Gina Été gewinnt den Band-Wettbewerb "Rampe" im Jazzhaus

Bernhard Amelung

Fünf Bands, fast vier Stunden Musik: Am Donnerstagabend fand der Bandwettbewerb "Rampe" im Jazzhaus statt. Gewonnen hat ihn die Schweizerin und Wahl-Kölnerin Gina Été mit einer Mischung aus Jazz, Pop und elektronischer Musik.

Sie schreibt Songs auf Deutsch, Französisch, Englisch und Schwyzerdütsch. Ihre Stimme erinnert ein wenig an Kate Nash und Björk. Weich und zugleich herb. "Poetic Post Pop" nennt Gina Été, eigentlich Gina Corti, ihre Musik, in der verschiedene Stilrichtungen aufeinander treffen. Jazz, Pop, Elektronisches, mit melancholischer Färbung.

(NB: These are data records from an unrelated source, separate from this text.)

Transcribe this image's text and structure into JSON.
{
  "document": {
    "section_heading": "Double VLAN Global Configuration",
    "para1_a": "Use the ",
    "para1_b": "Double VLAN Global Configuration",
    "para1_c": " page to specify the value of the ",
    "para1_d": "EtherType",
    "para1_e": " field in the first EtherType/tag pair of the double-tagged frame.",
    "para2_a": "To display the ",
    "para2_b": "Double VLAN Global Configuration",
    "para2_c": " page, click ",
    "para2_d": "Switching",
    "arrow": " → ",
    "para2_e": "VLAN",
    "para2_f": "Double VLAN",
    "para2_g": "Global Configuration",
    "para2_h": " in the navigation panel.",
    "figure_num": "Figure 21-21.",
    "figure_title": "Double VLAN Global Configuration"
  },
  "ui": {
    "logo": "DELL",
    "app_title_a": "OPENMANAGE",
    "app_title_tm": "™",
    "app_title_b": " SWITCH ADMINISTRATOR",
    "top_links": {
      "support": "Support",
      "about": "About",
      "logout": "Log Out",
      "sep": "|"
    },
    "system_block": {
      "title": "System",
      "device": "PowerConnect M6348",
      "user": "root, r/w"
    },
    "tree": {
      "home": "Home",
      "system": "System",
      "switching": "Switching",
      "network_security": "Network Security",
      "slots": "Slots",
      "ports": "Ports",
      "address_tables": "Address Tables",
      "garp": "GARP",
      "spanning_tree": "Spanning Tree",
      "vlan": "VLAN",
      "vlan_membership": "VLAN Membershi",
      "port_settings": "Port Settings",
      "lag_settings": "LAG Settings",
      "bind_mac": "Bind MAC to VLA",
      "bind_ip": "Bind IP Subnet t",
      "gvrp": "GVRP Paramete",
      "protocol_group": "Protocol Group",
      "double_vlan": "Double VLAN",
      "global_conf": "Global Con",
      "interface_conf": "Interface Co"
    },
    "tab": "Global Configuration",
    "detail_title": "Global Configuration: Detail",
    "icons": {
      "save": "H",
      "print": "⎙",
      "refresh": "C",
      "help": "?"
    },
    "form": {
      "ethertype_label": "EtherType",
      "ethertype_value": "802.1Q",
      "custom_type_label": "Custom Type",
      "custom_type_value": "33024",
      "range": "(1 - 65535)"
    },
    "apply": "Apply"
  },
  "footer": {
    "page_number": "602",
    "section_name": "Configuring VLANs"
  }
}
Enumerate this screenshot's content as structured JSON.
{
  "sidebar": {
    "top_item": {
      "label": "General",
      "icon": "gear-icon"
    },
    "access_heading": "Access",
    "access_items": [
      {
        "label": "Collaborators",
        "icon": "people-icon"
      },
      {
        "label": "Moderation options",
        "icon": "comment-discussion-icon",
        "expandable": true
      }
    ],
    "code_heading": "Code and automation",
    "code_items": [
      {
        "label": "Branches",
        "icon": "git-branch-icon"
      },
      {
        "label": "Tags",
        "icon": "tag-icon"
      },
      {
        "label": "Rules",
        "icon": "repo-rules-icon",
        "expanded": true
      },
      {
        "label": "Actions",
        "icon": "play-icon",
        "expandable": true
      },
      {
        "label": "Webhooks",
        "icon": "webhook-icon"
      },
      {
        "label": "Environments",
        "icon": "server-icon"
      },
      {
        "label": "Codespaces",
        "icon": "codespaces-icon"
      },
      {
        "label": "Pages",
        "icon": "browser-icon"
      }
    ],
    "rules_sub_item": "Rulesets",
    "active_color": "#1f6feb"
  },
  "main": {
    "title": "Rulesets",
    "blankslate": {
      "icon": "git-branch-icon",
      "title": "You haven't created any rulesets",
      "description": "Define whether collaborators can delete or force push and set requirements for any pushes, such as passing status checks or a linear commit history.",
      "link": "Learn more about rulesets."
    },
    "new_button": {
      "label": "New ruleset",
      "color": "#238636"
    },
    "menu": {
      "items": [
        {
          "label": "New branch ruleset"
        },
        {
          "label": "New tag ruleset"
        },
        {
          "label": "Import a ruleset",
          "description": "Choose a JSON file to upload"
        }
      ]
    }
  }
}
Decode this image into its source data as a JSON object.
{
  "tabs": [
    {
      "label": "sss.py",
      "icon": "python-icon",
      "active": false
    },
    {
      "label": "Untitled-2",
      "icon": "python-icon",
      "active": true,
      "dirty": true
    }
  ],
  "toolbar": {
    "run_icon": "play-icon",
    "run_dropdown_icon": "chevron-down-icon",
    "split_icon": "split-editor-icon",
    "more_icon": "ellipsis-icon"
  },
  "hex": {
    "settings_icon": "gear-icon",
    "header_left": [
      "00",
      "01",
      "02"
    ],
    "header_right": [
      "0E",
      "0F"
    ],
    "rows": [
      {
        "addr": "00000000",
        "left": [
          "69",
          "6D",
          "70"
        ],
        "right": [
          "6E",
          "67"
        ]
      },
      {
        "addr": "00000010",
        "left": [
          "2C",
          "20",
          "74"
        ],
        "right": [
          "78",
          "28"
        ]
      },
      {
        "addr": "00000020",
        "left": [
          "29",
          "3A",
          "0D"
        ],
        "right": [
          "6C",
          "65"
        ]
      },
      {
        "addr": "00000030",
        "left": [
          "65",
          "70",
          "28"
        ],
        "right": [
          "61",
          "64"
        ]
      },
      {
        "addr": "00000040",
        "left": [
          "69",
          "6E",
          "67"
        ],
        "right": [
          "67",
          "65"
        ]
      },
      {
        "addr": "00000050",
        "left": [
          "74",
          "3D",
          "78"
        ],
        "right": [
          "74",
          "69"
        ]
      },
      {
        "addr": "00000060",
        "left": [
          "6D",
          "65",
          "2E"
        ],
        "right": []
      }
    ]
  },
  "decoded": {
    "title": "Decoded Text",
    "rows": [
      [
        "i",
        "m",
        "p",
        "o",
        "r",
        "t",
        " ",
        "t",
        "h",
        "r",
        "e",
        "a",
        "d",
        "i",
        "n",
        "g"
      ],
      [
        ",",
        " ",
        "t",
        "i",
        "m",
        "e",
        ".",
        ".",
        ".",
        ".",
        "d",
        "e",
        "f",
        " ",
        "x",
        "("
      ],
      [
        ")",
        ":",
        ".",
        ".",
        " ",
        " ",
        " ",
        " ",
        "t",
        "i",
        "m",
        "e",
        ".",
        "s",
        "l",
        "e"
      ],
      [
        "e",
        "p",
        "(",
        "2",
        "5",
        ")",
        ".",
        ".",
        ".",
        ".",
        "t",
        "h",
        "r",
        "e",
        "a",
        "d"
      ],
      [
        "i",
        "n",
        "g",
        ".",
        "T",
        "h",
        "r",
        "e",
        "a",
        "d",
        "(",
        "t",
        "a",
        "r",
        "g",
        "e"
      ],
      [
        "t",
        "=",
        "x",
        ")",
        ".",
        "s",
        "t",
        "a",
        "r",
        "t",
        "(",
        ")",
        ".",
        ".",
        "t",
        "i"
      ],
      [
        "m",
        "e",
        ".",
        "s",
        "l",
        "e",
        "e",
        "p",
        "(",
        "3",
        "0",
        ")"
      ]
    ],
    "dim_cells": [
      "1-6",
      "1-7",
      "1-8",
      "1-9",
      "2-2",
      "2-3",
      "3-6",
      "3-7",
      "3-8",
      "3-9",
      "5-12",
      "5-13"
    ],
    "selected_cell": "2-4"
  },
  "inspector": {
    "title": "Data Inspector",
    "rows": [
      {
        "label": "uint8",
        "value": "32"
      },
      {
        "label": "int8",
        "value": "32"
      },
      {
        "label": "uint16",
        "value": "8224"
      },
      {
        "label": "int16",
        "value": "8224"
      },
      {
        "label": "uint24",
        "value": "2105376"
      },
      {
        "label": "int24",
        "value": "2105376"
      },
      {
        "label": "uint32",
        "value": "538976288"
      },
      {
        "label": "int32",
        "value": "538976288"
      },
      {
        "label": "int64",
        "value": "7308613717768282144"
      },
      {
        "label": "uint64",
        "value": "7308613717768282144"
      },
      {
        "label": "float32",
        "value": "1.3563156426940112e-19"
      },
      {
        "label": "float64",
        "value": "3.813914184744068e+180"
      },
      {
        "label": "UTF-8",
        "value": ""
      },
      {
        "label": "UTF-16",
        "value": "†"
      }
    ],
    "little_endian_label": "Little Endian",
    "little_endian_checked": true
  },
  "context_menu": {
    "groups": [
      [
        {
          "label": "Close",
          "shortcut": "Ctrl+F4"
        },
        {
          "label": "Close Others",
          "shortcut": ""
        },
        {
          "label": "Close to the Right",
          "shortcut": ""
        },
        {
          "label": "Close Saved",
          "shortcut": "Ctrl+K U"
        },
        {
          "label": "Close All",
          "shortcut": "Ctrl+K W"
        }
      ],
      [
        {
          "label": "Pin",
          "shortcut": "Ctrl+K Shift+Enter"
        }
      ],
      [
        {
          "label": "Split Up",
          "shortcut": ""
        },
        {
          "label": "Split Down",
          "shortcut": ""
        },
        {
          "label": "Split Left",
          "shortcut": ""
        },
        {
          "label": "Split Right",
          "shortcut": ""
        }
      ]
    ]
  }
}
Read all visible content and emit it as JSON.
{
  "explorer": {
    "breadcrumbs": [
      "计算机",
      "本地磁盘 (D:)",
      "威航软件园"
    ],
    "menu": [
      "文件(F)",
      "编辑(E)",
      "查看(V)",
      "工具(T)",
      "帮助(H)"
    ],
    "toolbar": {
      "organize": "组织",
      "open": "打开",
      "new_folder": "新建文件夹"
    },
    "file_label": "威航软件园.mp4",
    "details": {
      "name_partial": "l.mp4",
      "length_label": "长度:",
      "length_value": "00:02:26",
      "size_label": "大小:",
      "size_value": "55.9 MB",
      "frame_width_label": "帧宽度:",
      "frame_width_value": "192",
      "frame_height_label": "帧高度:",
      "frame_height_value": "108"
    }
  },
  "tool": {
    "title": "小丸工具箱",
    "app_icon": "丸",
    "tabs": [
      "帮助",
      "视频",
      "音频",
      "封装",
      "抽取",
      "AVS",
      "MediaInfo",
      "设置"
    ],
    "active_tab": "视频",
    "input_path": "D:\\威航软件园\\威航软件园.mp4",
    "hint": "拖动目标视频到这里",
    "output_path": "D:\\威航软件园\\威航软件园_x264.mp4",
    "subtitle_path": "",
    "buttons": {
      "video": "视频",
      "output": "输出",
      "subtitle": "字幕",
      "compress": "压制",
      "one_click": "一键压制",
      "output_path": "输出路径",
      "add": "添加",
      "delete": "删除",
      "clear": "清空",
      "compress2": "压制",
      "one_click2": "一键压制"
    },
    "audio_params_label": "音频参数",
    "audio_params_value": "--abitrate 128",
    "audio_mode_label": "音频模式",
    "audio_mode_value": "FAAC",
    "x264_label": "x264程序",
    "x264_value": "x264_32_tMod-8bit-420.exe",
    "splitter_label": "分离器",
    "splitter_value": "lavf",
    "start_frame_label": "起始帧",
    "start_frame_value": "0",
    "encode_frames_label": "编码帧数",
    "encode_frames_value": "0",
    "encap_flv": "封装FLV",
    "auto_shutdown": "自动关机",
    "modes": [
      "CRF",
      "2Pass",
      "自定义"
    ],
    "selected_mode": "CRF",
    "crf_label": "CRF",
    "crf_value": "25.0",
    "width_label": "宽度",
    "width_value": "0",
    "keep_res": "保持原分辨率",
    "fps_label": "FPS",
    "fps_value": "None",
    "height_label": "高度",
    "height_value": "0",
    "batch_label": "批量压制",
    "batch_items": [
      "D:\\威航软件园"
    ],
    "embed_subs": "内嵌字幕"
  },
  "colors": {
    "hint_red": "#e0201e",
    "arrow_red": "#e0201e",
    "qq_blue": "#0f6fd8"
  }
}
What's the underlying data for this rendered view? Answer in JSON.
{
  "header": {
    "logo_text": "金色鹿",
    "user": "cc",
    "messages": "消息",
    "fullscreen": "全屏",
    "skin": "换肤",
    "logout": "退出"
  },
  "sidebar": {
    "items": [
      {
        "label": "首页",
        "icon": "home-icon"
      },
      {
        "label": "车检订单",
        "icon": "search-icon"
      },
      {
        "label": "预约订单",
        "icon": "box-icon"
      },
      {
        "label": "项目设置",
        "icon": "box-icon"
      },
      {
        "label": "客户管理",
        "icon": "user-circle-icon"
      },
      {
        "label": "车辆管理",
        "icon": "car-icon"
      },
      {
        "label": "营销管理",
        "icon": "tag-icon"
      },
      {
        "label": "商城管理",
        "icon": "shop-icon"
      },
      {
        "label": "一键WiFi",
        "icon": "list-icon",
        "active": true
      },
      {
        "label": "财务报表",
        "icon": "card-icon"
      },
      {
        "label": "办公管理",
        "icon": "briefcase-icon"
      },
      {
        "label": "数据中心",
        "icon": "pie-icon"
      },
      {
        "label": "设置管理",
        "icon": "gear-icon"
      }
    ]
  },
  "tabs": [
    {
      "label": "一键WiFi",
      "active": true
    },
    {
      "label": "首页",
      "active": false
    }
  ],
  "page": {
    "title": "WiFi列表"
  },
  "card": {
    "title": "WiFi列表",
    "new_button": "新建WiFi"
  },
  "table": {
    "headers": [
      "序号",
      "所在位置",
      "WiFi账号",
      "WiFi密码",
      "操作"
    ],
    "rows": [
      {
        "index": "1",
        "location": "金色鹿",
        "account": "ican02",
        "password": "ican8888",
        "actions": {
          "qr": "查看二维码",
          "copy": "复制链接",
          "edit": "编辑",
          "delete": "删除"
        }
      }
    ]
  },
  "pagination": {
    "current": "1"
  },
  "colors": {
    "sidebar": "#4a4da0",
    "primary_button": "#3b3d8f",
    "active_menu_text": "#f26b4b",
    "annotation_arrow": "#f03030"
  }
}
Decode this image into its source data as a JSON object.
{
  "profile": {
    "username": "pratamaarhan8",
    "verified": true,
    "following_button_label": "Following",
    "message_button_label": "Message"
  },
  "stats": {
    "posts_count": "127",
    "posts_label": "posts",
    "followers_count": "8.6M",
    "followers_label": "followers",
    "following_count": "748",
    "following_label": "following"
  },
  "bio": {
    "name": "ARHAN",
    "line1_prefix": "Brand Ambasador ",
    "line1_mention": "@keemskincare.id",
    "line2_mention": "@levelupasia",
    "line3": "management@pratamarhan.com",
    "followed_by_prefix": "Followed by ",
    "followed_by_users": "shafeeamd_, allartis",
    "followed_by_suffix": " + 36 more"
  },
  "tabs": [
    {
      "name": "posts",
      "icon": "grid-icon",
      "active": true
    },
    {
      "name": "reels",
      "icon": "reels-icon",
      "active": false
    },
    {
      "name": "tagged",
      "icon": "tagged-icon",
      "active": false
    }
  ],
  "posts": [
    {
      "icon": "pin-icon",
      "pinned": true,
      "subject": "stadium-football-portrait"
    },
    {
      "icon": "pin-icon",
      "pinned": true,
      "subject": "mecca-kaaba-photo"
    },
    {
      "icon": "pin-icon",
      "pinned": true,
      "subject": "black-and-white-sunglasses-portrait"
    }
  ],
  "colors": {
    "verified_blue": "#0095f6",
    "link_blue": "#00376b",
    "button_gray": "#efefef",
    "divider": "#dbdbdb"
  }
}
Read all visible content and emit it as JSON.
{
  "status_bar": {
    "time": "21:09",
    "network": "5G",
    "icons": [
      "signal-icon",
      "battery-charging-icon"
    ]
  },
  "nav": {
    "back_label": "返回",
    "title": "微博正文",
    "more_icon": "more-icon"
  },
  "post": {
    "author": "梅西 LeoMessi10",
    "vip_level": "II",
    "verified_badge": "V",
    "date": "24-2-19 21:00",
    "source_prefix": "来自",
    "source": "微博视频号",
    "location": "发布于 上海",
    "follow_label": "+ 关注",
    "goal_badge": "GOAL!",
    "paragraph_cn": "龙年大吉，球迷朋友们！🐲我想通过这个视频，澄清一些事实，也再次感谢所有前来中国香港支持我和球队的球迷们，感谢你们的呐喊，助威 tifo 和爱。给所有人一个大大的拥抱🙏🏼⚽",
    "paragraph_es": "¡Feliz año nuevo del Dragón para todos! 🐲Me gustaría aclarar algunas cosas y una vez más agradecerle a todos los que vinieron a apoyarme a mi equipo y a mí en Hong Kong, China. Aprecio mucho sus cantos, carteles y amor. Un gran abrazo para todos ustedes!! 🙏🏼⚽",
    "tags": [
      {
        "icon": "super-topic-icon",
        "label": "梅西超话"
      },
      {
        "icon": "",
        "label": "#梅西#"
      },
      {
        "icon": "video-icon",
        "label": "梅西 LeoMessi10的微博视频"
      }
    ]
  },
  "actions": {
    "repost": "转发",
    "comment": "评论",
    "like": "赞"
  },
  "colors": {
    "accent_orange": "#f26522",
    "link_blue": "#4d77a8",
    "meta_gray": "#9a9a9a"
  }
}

Mit dieser Mischung konnte die 24-Jährige Schweizerin, die seit kurzer Zeit in Köln lebt, die vierköpfige Jury überzeugen und den Freiburger Band-Wettbewerb für sich und die Mitglieder ihrer Band, Jeremie Revel (Gesang, Gitarre), Philip Klawitter (Bass), Noé Franklé (Drums), entscheiden. Sie bekam Bestnoten für die musikalische und textliche Qualität ihrer Lieder, Spieltechnik und -weise sowie ihre Bühnenpräsenz.



Auf den zweiten Platz spielte sich die Band A’tole. Das Freiburger Septett hat sich nach einem mexikanischen Heißgetränk aus Mais benannt, das in vielen Geschmacksrichtungen und Farben serviert wird. Ebenso reich an Klangfarben und vielseitig in der Rhythmik klingen ihre Songs aus perkussiv-rockigem, beständig nach vorne treibenden Ska, den die sieben Musikerinnen und Musiker um lateinamerikanische Einflüsse, vornehmlich Cumbia und Salsa, erweiterten. Damit hatten sie leichtes Spiel, vor allem das Publikum von ihrem Können zu überzeugen.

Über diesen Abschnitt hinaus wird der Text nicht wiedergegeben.